Par jugement du 23 novembre 1993, le
Dispositif
président du Tribunal de district de Nyon a prononcé le divorce des époux B. et
A. X.________. Il a ratifié une convention sur les effets accessoires du
divorce prévoyant que l'autorité parentale sur les enfants C., né le 7 décembre
1986, et D., né le 11 décembre 1982, était attribuée à leur mère, leur père
étant tenu de verser en leur faveur, allocations familiales non comprises, une
pension alimentaire de 400 fr. par mois et par enfant jusqu'à l'âge de dix ans,
500 fr. de dix ans à quinze ans révolus et 600 fr. de quinze ans à leur
majorité ou jusqu'à la fin d'études sérieuses et suivies, les montants étant
indexés à l'indice suisse des prix à la consommation dès jugement définitif et
exécutoire.

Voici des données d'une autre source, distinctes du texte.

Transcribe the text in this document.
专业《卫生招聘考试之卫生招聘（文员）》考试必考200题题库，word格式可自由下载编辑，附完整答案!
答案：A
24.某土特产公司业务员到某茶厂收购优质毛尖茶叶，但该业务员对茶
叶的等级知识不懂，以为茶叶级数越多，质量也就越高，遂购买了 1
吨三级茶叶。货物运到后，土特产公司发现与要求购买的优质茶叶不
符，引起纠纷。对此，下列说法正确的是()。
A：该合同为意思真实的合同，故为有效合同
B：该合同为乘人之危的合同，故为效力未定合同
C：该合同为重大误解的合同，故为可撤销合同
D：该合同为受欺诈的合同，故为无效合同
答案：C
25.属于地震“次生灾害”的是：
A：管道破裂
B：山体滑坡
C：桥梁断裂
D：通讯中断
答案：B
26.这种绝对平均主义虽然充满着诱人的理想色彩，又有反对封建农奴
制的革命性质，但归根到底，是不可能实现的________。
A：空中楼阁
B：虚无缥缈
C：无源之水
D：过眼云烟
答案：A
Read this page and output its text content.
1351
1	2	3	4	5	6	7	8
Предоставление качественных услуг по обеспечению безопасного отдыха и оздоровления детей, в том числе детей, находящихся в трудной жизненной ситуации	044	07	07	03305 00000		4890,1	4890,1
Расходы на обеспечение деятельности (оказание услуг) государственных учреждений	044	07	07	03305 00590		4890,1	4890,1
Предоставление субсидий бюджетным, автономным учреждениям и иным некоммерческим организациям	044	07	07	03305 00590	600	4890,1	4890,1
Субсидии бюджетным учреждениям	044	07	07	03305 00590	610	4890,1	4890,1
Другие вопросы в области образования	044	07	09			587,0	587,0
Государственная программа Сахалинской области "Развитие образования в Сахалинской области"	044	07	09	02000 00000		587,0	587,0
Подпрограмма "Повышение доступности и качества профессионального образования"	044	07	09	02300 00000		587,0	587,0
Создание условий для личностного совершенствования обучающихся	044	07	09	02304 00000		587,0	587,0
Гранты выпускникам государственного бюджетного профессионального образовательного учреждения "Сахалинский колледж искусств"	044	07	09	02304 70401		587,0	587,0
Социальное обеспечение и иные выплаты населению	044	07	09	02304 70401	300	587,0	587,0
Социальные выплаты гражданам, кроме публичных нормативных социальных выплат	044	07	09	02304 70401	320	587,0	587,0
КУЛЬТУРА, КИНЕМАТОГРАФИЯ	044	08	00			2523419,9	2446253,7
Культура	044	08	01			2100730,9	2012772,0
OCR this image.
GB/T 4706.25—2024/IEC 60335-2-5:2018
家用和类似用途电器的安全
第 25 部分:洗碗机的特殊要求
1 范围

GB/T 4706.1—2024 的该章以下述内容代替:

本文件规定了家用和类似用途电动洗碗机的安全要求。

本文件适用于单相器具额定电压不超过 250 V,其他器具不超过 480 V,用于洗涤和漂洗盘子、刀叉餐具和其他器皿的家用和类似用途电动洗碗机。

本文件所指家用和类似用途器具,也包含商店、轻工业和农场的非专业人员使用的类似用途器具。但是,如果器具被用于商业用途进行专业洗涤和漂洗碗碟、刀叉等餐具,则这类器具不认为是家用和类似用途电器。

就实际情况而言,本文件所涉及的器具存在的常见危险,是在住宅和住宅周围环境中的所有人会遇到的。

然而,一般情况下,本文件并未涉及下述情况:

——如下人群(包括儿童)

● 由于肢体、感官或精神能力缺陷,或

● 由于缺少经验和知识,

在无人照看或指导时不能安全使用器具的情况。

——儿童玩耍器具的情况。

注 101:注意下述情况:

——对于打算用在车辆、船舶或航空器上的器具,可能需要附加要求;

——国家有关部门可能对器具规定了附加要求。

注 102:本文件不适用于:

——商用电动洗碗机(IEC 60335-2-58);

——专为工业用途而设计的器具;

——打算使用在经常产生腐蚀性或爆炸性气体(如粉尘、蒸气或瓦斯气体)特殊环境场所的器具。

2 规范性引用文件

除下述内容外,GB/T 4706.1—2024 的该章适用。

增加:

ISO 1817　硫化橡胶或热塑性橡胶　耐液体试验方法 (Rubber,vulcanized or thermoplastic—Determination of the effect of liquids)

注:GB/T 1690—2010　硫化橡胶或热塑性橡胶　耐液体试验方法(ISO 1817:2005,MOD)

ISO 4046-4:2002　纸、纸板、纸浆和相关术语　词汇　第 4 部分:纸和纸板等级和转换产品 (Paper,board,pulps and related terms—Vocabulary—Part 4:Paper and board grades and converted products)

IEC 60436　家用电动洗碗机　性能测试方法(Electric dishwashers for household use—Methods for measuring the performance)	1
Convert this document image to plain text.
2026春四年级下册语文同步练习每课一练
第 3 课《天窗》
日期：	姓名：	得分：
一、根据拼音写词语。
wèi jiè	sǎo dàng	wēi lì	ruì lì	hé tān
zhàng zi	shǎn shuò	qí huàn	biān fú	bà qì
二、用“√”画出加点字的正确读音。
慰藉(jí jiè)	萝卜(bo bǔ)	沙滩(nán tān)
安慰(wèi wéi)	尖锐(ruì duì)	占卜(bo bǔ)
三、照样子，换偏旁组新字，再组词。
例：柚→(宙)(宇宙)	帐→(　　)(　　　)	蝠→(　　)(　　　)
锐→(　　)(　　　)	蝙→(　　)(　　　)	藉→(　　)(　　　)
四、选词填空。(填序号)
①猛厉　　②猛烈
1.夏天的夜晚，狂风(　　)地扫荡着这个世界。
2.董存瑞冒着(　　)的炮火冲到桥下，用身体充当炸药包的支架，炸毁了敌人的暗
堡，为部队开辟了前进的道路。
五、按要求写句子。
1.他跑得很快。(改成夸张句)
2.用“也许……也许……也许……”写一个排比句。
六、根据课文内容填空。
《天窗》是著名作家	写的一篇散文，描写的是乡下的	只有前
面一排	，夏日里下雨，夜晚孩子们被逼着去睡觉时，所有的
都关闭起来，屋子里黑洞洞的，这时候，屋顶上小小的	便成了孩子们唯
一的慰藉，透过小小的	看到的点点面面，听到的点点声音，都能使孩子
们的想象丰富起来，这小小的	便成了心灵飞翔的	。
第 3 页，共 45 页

M. X.________ était également tenu de verser à son ex-épouse une
pension de 100 fr. par mois pendant une période de dix ans dès jugement
définitif et exécutoire, le montant étant indexé à l'indice suisse des prix à
la consommation.
B.
Par jugement du 7 février 2002, le Tribunal
d'arrondissement de La Côte a prononcé que E. X.________, née le 13 mai 1994,
était la fille d'A. Y.________ et a ratifié une convention par laquelle le père
s'est engagé à verser à sa fille une pension mensuelle d'entretien, allocations
familiales en sus, de 200 fr. par mois dès le 1er janvier 2001
et jusqu'à ce qu'elle atteigne l'âge de huit ans révolus, de 300 fr. dès lors
et jusqu'à l'âge de quinze ans révolus et de 400 fr. dès lors et jusqu'à sa
majorité. Cette pension était indexée au coût de la vie.
C.
Les 13 avril 1993 et 29 août 2002, Mme X.________ a requis
l'intervention du Bureau de recouvrement et d'avances de pensions alimentaires
(ci-après : le BRAPA) pour ses enfants D. et C. ainsi que, respectivement, E..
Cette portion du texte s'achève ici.